Il y a la queue au téléphone pour rassurer nos parents (dont beaucoup n’étaient pas inquiets, n’étant au courant de rien). Téléphone aussi à nos amis de l’École normale Supérieure de la rue d’Ulm, toute proche, qui ont accueilli des manifestants pourchassés par la police. Nous apprenons (par le bouche-à-oreille, je n’ai pas vérifié) que les religieuses ont accueilli de même des manifestants dans la cuisine du foyer.

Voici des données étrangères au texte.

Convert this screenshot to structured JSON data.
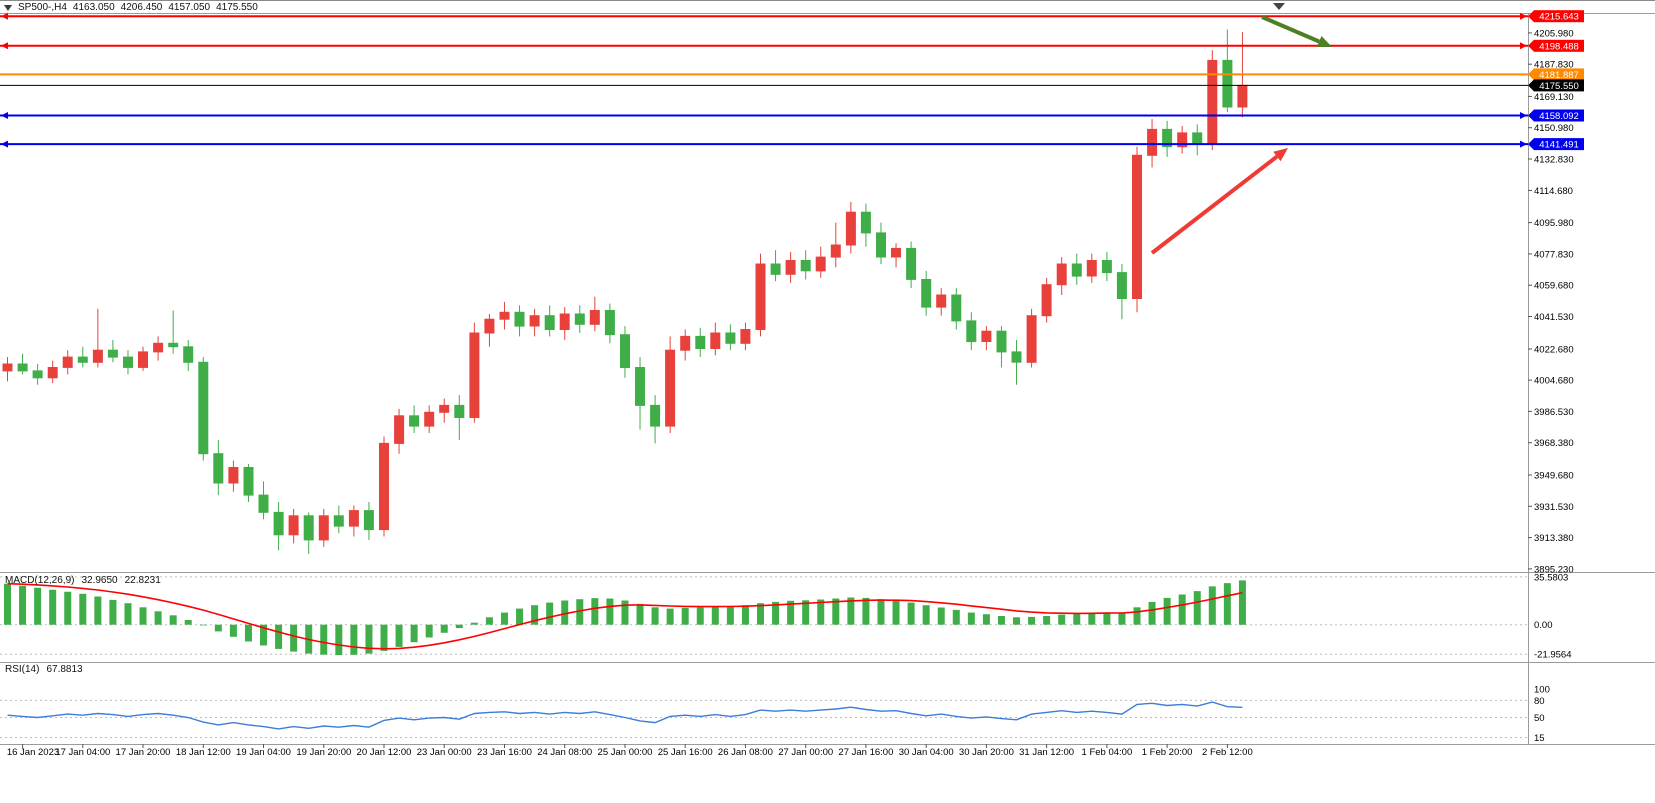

Peu de souvenirs de la semaine qui a suivi : retour de Pompidou, réouverture de la Sorbonne (« bateau ivre »), pas mal de discussions avec les divers groupes de « contestataires ». C’est un peu brouillé dans ma mémoire.

À la fin de cette semaine, la SNCF étant en grève, mes parents me rapatrient en province, dans le taxi d’une religieuse qui regagne son couvent. Peu d’agitation dans ma province, je vivrai le reste du mouvement par procuration, bloquée par la grève des trains et n’ayant que la radio pour savoir ce qui se passait à Paris. Très frustrée de me trouver exilée de là où s’écrivait l’histoire.